Pushing pills to problem kids?

Are psychiatrists pushing pills to problem kids? Or is it just a conspiracy theory?

The Citizens’ Commission on Human Rights (CCHR), a Church of Scientology organisation, has released a publication entitled, Psychiatry Shattering Your World with Drugs.

The glossy, magazine-sized publication aimed at educators, politicians, parents and community workers questions the widespread labelling of personality disorders and suggests chemicals are being used for behaviour control rather than used for therapeutic purposes.

However, Mental Health Commission deputy director and psychiatrist Anthony Duncan says the scientologists’ ideas are a great conspiracy theory, and psychiatrists have nothing to gain by pushing drug company products.

The CCHR claims all children exhibit Attention Deficit Hyperactivity Disorder (ADHD)-like behaviour at times, and that psychiatrists invent new disorders for existing drugs.

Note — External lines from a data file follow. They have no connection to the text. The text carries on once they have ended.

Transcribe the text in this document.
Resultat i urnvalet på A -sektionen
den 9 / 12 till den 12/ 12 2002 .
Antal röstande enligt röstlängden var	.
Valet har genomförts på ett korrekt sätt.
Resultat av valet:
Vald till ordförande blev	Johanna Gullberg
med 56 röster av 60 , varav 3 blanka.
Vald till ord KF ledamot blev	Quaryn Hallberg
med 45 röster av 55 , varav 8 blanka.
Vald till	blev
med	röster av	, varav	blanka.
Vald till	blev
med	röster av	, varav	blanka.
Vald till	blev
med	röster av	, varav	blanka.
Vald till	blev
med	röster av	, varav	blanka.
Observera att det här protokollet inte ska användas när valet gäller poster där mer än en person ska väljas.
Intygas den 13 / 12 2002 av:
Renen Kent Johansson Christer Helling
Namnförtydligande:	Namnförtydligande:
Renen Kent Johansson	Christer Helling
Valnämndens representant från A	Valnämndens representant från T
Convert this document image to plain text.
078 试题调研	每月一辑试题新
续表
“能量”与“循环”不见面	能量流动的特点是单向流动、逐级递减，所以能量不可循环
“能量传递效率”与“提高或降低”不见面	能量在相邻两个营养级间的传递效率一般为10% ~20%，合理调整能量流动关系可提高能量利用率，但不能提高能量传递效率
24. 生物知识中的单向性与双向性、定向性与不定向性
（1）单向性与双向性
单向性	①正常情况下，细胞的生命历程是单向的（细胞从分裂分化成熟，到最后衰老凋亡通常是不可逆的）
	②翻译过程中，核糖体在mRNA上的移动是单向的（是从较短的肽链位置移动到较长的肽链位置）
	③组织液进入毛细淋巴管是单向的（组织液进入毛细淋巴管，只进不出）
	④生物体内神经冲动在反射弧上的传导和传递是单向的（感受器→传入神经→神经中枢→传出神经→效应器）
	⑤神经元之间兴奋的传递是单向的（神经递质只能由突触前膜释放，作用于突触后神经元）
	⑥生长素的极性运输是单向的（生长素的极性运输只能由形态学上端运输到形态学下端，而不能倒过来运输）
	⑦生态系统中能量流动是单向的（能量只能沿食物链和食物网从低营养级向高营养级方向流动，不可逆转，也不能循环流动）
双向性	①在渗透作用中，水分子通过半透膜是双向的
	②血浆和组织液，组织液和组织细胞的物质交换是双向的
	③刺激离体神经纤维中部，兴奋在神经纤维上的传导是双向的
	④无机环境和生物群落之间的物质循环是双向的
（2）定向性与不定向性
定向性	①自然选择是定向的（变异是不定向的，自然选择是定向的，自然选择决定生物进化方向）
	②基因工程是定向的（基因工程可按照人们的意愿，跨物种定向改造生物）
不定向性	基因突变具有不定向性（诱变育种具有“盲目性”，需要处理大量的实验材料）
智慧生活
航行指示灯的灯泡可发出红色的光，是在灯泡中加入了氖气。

CCHR director Steve Green says the psychiatric diagnosing and drugging of children is one of the worst areas of drug abuse.

We are in effect seeing a legalised form of drug pushing on very young children, which will be viewed in future times as seriously as the abuse of Lake Alice Psychiatric Hospital (patients) in the 1970s is seen now.

The new publication accuses psychiatry of virtually fashioning new mental disorders, then voting their inclusion into the Diagnostic and Statistical Manual for Mental Disorders IV (DSM IV) psychiatry’s worldwide published reference to abnormalities in human behaviour.

However, Dr Duncan says anti-psychotic drugs are rarely used on children.

Claims that learning and attention disorder treatment drugs, such as Ritalin, are just used to correct behaviour are ludicrous.

Parents of most children who are on these drugs will laugh at it.

Anyone who has lived with children with ADHD will be well aware of the drugs’ benefits.

The amphetamine-based stimulants cannot be addictive because they work by stimulating natural brain chemicals, he adds.

That only works to a certain point and overdoses just produce nasty side effects.

Mr Duncan acknowledges there is a kernel of truth in this type of publication, and that gives them a plausibility they do not deserve and makes them hard to refute.

There may be a small number of children on stimulants who should not be.

The problem with these groups is the egg of their argument is quite right, but then they extrapolate their argument to everything.

Rather than existing to legitimise new and spurious mental disorders, the diagnostic manual DSM IV is psychiatry’s attempt to introduce consistency for research purposes, Mr Duncan says.